We all know that a DevOps culture should be a core principle of any new projects, and there’s plenty of blog posts to get us started - just take a look at some of our previous posts. But what happens when you’re running various legacy solutions created long before the concepts of DevOps were born? When we tackle legacy solutions we can apply the cultural elements of DevOps but what about the technical ones? Much like Flynn in Tron, we strive to build a “perfect” computer system that can manage itself, but where do we start?
###1. Metrics How long does a deployment take? What was the downtime to the users? How much time does it take to prepare a release? How many tests have we got passing? The list is endless but we can’t definitively say we’re improving the situation until we know where we’re starting from.
###2. Developer Environments Automation starts with the development team. A scripted environment setup allowing the team to create, update and destroy their environments is a good place to begin. For an introduction take a look at my previous post. This gives developers the tools to push the boundaries and experiment safe in the knowledge they can get back to a working environment no matter what. Using configuration management tools like ansible, puppet or chef we can reuse a lot of the scripts in other environments. This consistency in setup across environments allows for reusable deployment scripts.
###3. Deployment Scripts Deployment is often the most complex part of dealing with legacy systems.
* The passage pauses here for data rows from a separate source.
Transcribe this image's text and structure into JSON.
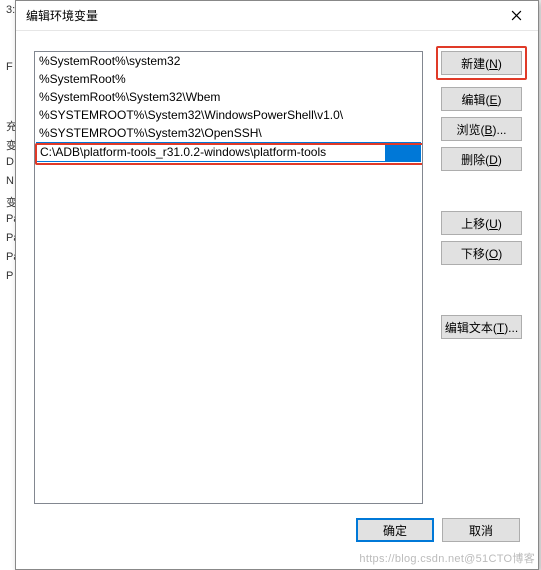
{
  "bg_fragments": [
    "3:",
    "",
    "",
    "F",
    "",
    "",
    "充",
    "变",
    "D",
    "N",
    "变",
    "Pa",
    "Pa",
    "Pa",
    "P"
  ],
  "dialog": {
    "title": "编辑环境变量",
    "close_icon": "close"
  },
  "list": {
    "items": [
      "%SystemRoot%\\system32",
      "%SystemRoot%",
      "%SystemRoot%\\System32\\Wbem",
      "%SYSTEMROOT%\\System32\\WindowsPowerShell\\v1.0\\",
      "%SYSTEMROOT%\\System32\\OpenSSH\\"
    ],
    "editing_value": "C:\\ADB\\platform-tools_r31.0.2-windows\\platform-tools"
  },
  "buttons": {
    "new": "新建(N)",
    "edit": "编辑(E)",
    "browse": "浏览(B)...",
    "delete": "删除(D)",
    "moveup": "上移(U)",
    "movedown": "下移(O)",
    "edittext": "编辑文本(T)..."
  },
  "footer": {
    "ok": "确定",
    "cancel": "取消"
  },
  "watermark": "https://blog.csdn.net@51CTO博客"
}
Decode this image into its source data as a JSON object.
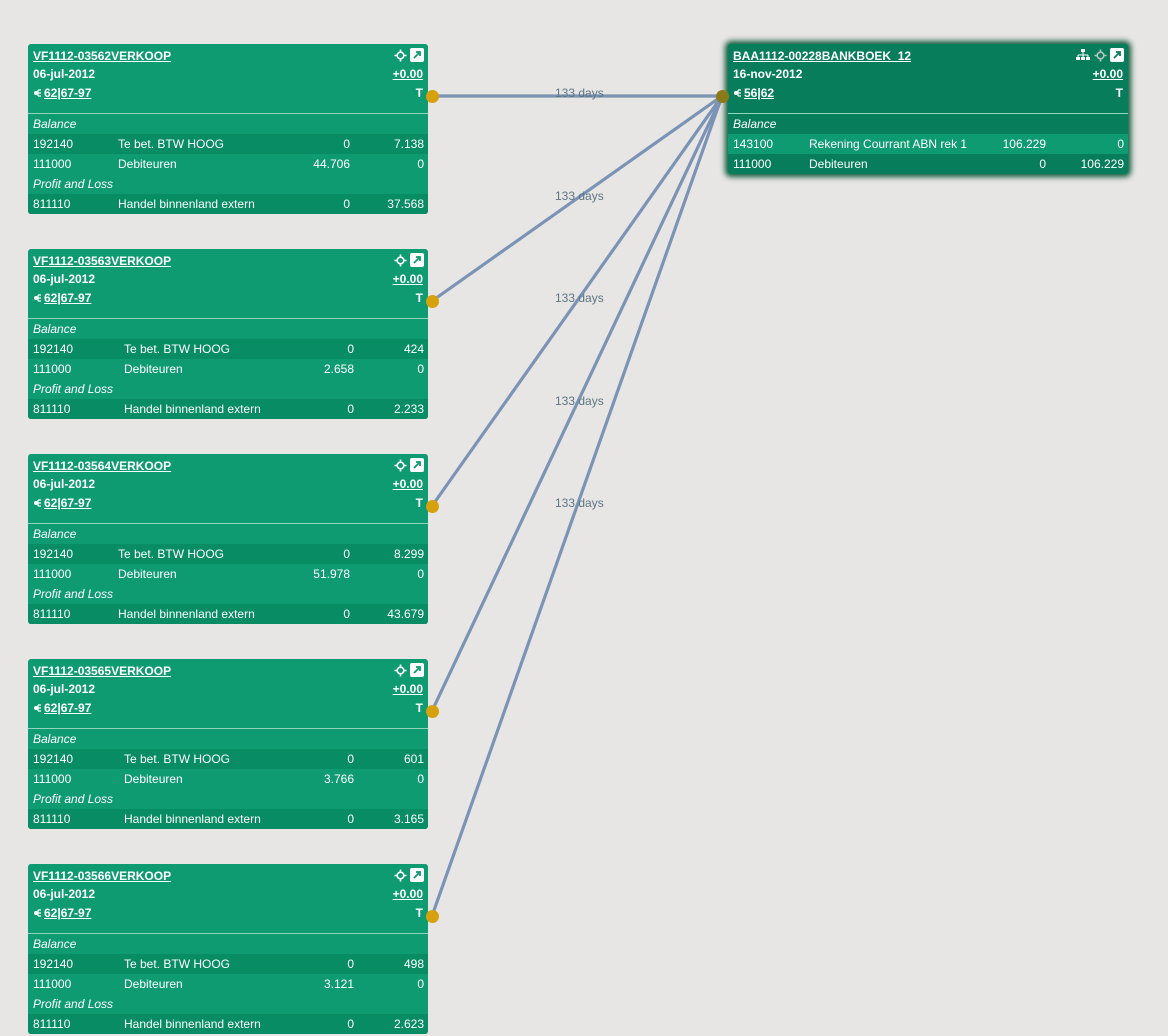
{
  "link_label": "133 days",
  "target": {
    "title": "BAA1112-00228BANKBOEK_12",
    "date": "16-nov-2012",
    "refs": "56|62",
    "amount": "+0.00",
    "t": "T",
    "balance_label": "Balance",
    "balance_rows": [
      {
        "account": "143100",
        "name": "Rekening Courrant ABN rek 1",
        "debit": "106.229",
        "credit": "0"
      },
      {
        "account": "111000",
        "name": "Debiteuren",
        "debit": "0",
        "credit": "106.229"
      }
    ]
  },
  "cards": [
    {
      "title": "VF1112-03562VERKOOP",
      "date": "06-jul-2012",
      "refs": "62|67-97",
      "amount": "+0.00",
      "t": "T",
      "balance_label": "Balance",
      "balance_rows": [
        {
          "account": "192140",
          "name": "Te bet. BTW HOOG",
          "debit": "0",
          "credit": "7.138"
        },
        {
          "account": "111000",
          "name": "Debiteuren",
          "debit": "44.706",
          "credit": "0"
        }
      ],
      "pl_label": "Profit and Loss",
      "pl_rows": [
        {
          "account": "811110",
          "name": "Handel binnenland extern",
          "debit": "0",
          "credit": "37.568"
        }
      ]
    },
    {
      "title": "VF1112-03563VERKOOP",
      "date": "06-jul-2012",
      "refs": "62|67-97",
      "amount": "+0.00",
      "t": "T",
      "balance_label": "Balance",
      "balance_rows": [
        {
          "account": "192140",
          "name": "Te bet. BTW HOOG",
          "debit": "0",
          "credit": "424"
        },
        {
          "account": "111000",
          "name": "Debiteuren",
          "debit": "2.658",
          "credit": "0"
        }
      ],
      "pl_label": "Profit and Loss",
      "pl_rows": [
        {
          "account": "811110",
          "name": "Handel binnenland extern",
          "debit": "0",
          "credit": "2.233"
        }
      ]
    },
    {
      "title": "VF1112-03564VERKOOP",
      "date": "06-jul-2012",
      "refs": "62|67-97",
      "amount": "+0.00",
      "t": "T",
      "balance_label": "Balance",
      "balance_rows": [
        {
          "account": "192140",
          "name": "Te bet. BTW HOOG",
          "debit": "0",
          "credit": "8.299"
        },
        {
          "account": "111000",
          "name": "Debiteuren",
          "debit": "51.978",
          "credit": "0"
        }
      ],
      "pl_label": "Profit and Loss",
      "pl_rows": [
        {
          "account": "811110",
          "name": "Handel binnenland extern",
          "debit": "0",
          "credit": "43.679"
        }
      ]
    },
    {
      "title": "VF1112-03565VERKOOP",
      "date": "06-jul-2012",
      "refs": "62|67-97",
      "amount": "+0.00",
      "t": "T",
      "balance_label": "Balance",
      "balance_rows": [
        {
          "account": "192140",
          "name": "Te bet. BTW HOOG",
          "debit": "0",
          "credit": "601"
        },
        {
          "account": "111000",
          "name": "Debiteuren",
          "debit": "3.766",
          "credit": "0"
        }
      ],
      "pl_label": "Profit and Loss",
      "pl_rows": [
        {
          "account": "811110",
          "name": "Handel binnenland extern",
          "debit": "0",
          "credit": "3.165"
        }
      ]
    },
    {
      "title": "VF1112-03566VERKOOP",
      "date": "06-jul-2012",
      "refs": "62|67-97",
      "amount": "+0.00",
      "t": "T",
      "balance_label": "Balance",
      "balance_rows": [
        {
          "account": "192140",
          "name": "Te bet. BTW HOOG",
          "debit": "0",
          "credit": "498"
        },
        {
          "account": "111000",
          "name": "Debiteuren",
          "debit": "3.121",
          "credit": "0"
        }
      ],
      "pl_label": "Profit and Loss",
      "pl_rows": [
        {
          "account": "811110",
          "name": "Handel binnenland extern",
          "debit": "0",
          "credit": "2.623"
        }
      ]
    }
  ],
  "colors": {
    "card": "#0f9b72",
    "target_card": "#087d5b",
    "link": "#7b93b5",
    "anchor": "#d6a10d",
    "background": "#e8e6e5"
  },
  "icons": [
    "move-icon",
    "open-external-icon",
    "hierarchy-icon",
    "reference-icon"
  ]
}
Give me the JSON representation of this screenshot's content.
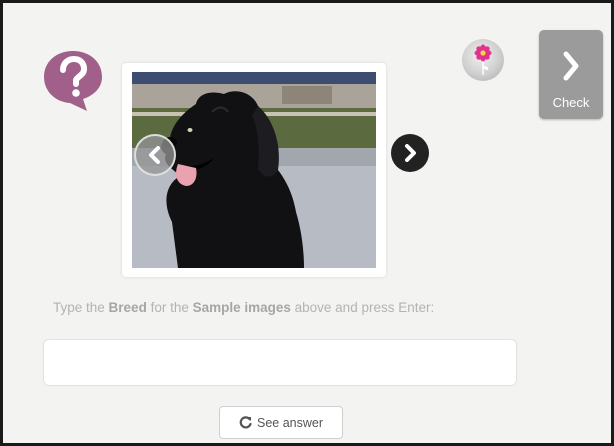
{
  "quiz": {
    "prompt_pre": "Type the ",
    "prompt_bold1": "Breed",
    "prompt_mid": " for the ",
    "prompt_bold2": "Sample images",
    "prompt_post": " above and press Enter:",
    "answer_value": "",
    "answer_placeholder": "",
    "see_answer_label": "See answer",
    "check_label": "Check"
  },
  "icons": {
    "help": "question-mark-icon",
    "prev": "chevron-left-icon",
    "next": "chevron-right-icon",
    "check": "chevron-right-icon",
    "see_answer": "refresh-icon",
    "badge": "flower-icon"
  },
  "colors": {
    "frame_background": "#f3f3f1",
    "help_bubble": "#a0608a",
    "check_button": "#9b9b9b",
    "next_button": "#222222",
    "flower": "#e0338c"
  },
  "carousel": {
    "image_subject": "black dog"
  }
}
Generally speaking, most legacy systems will have a web services api, command line interface or custom scripting solution for automation. The challenge is finding enough about it in the documentation. Start by creating basic build scripts that can be run from the command line to interact with these interfaces. These small individual deployment scripts are your building blocks to more complex deployment. Sometimes this will involve creating a thin client that we can run from the command line. As with the automation of environments, giving the development team early access to the scripts will give faster feedback loops to improve the deployments further. For example, in one instance we used IBM Websphere and to automate deployments we created a thin-client with a reusable jython script to deploy WAR and EAR archives. This meant that developers could deploy updated applications without going through the web UI.
###4. Continuous Integration Now we’ve got the scripts to deploy our code, and we can run them ad-hoc we’ll want to take things further. We use CI tools to deploy artefacts to testing environments using the same scripts as we did in development and will do in production. This gives us a level of consistency and speed. Once we know the deployment is reliable and repeatable, moving the same release through all the environments isn’t the headache it once was. Continuing the Websphere example above, we installed the newly created thin-client on our jenkins infrastructure. This enabled developers to configure nightly deployments for the testing environments. This even allowed testers to deploy the latest successful builds themselves, this empowered them and free’d engineers to do other things.
###5. Analytics Using the logs in the CI server we can go now full circle and compare how long our various deployments are taking, look for bottlenecks and try and run much of the deployments in parallel. This allows us to make changes to the script, give it to developers and repeat the process again - iterate. In our Websphere example we found a number of teams were deploying multiple applications in a single CI build, the script were changed to cater for multiple application deployments in a single request, this reduced the deployment time significantly.
But what has any of this got to do with legacy?
Nothing! It shouldn’t make any difference how many legacy solutions are involved. Legacy systems will need a little more effort to get an automation solution in place but often once you do the benefits can be significant. I’ll leave you with one final Tron reference before you get back on your neon bike; with DevOps “the game has changed.”